Aún es pronto para aventurar si este puede ser el germen de una primavera brasileña, pero muchos de los que ayer acudieron a la manifestación esperan que así sea. “No aguantamos más la corrupción, los problemas en el sistema de salud, la falta de educación… El billete del autobús es solo la punta del iceberg”, dice Marcos de Antonio, un comercial inmobiliario de 28 años, simpatizante de Anonymous, que acudió acompañado de su “banda del barrio”. “Lo que esperamos es que esto se convierta en algo más grande y para eso tenemos que salir a la calle para mostrar quién debería tener el poder”, advierte.

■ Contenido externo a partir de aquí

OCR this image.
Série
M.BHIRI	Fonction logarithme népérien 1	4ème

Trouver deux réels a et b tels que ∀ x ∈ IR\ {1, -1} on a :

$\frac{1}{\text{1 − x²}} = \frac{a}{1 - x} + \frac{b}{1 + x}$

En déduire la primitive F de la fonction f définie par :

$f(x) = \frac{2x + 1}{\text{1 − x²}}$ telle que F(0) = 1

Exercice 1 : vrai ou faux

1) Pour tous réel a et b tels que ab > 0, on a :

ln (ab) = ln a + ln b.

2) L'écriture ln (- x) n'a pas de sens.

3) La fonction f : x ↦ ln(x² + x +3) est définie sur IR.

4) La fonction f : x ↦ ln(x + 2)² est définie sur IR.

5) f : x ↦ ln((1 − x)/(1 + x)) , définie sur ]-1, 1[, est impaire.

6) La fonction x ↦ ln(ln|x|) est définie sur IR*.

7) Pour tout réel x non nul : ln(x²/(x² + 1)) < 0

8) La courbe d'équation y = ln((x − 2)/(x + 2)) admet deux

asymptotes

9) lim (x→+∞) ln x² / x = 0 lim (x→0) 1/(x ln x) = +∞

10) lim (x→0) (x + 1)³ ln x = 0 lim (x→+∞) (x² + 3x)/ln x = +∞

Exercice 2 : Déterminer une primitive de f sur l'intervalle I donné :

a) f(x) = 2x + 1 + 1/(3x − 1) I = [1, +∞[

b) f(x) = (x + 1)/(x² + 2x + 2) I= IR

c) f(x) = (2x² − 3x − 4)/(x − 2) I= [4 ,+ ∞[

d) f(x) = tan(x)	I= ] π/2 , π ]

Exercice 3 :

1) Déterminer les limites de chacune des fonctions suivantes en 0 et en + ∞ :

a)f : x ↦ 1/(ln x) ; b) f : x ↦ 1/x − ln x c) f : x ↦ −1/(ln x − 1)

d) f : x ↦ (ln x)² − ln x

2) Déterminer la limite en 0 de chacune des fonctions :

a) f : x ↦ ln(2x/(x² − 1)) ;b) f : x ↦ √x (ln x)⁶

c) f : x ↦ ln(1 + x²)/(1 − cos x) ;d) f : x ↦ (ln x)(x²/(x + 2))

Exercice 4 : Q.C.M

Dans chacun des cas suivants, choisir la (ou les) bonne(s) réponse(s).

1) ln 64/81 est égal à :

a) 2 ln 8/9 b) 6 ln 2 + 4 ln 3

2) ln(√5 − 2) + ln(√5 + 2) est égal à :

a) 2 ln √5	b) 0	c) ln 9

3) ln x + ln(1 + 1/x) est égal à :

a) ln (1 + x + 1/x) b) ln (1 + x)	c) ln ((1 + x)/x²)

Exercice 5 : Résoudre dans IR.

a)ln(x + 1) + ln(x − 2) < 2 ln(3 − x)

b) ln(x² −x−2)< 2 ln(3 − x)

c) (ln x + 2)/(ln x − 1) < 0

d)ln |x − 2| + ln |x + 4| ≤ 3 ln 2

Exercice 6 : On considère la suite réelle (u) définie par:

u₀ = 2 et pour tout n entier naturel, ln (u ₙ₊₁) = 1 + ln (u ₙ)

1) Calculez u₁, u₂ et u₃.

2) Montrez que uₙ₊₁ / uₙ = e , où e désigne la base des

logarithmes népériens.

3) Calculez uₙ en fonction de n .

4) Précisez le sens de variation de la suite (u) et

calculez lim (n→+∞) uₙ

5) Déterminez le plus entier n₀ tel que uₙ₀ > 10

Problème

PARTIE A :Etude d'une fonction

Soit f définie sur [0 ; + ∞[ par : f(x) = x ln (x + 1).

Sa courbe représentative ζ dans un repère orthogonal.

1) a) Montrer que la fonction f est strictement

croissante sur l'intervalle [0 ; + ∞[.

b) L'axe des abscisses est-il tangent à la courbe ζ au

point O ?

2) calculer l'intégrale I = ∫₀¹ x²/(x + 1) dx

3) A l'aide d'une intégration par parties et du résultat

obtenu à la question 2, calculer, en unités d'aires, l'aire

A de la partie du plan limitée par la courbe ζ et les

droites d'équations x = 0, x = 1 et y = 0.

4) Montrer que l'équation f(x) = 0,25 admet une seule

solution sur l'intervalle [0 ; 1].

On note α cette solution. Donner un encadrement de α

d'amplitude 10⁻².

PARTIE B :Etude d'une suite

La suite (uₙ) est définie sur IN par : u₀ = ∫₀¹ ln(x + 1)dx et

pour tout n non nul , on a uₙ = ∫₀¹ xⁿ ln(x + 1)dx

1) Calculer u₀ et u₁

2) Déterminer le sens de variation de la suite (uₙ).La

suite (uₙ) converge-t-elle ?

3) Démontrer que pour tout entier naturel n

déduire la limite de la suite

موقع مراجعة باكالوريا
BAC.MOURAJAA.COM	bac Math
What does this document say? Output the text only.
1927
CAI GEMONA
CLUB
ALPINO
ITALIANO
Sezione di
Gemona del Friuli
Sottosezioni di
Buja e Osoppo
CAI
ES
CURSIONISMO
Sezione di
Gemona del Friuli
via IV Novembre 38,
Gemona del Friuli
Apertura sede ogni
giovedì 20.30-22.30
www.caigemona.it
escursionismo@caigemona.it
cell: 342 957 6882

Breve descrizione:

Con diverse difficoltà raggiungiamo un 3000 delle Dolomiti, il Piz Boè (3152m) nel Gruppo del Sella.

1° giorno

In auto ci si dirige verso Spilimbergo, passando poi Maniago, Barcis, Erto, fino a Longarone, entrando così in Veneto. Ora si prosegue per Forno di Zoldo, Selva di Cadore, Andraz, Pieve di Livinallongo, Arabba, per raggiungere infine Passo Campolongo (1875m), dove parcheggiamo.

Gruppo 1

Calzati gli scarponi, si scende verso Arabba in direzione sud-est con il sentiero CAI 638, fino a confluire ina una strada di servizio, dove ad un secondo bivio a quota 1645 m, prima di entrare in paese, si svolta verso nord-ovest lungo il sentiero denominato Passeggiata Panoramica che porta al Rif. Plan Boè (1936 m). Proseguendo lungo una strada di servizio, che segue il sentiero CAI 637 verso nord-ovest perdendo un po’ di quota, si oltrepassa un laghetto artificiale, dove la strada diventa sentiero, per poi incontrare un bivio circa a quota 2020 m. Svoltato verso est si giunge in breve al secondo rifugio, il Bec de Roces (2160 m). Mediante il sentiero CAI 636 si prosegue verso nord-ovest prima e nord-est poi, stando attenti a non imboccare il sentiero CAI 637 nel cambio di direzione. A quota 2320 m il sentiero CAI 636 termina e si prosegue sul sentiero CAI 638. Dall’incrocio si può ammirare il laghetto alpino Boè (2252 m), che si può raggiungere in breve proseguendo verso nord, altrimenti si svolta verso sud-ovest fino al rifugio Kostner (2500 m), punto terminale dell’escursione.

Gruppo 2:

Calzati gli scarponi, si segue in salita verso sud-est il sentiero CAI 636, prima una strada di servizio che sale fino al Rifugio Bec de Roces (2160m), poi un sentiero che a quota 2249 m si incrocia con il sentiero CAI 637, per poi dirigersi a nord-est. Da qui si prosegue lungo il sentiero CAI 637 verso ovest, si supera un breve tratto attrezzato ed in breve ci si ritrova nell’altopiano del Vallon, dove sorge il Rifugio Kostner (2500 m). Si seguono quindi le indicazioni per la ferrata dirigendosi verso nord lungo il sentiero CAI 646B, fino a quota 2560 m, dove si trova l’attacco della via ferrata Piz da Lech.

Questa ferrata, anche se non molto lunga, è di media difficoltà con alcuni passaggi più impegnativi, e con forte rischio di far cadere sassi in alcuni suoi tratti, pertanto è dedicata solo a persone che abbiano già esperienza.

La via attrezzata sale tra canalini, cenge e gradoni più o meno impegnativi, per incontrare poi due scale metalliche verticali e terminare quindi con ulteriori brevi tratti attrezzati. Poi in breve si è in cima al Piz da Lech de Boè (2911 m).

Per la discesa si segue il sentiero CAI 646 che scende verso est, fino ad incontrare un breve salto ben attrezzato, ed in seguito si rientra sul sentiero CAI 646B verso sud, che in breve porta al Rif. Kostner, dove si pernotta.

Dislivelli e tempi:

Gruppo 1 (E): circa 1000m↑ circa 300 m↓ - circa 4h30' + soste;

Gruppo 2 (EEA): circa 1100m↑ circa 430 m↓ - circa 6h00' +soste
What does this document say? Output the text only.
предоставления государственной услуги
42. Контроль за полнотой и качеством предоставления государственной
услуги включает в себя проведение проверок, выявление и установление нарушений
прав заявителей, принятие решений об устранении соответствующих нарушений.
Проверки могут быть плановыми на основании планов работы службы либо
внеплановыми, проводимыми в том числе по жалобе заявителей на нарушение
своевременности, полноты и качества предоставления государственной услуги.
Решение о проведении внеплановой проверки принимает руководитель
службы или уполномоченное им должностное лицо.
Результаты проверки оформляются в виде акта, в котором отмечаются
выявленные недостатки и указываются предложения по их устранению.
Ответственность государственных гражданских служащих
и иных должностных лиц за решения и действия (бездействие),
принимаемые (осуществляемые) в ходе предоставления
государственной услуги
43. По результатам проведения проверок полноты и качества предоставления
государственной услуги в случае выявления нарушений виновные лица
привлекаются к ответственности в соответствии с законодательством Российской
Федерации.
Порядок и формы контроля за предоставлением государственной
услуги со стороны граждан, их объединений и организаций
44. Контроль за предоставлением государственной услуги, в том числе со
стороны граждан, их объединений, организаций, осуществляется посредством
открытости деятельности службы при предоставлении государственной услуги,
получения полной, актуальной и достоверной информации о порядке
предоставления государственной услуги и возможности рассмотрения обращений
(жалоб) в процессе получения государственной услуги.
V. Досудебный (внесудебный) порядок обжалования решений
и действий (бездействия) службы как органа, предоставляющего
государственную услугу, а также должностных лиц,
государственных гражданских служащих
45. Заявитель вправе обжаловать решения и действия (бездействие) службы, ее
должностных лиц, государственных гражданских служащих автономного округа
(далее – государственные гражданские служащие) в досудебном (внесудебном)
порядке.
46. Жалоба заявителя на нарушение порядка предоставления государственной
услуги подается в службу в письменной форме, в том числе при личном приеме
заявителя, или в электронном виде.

Las manifestaciones pillan con el pie cambiado a las autoridades, centradas en impulsar el débil crecimiento económico del país. Las prioridades del Gobierno son vender Brasil como un país atractivo para el extranjero ante los próximos acontecimientos deportivos y a la propia Copa Confederaciones de fútbol que comienza este sábado.
La presidenta Dilma Rousseff, de visita oficial en Río de Janeiro, no se ha manifestado sobre las protestas, pero su ministra de Relaciones Institucionales, Ideli Salvatti, ha condenado la violencia y ha justificado las razones que han llevado a los manifestantes a la calle: “El transporte es caro, es insuficiente, hay personas que pasan tres, cuatro horas para llegar a su destino”.
Mientras se organizan nuevas protestas para la semana que viene, se abren otros frentes: ayer en Brasilia 300 manifestantes se concentraron frente al estadio Mané Garrincha para reclamar que el mismo dinero que se está invirtiendo en el Mundial de 2014 se destine a construir viviendas populares.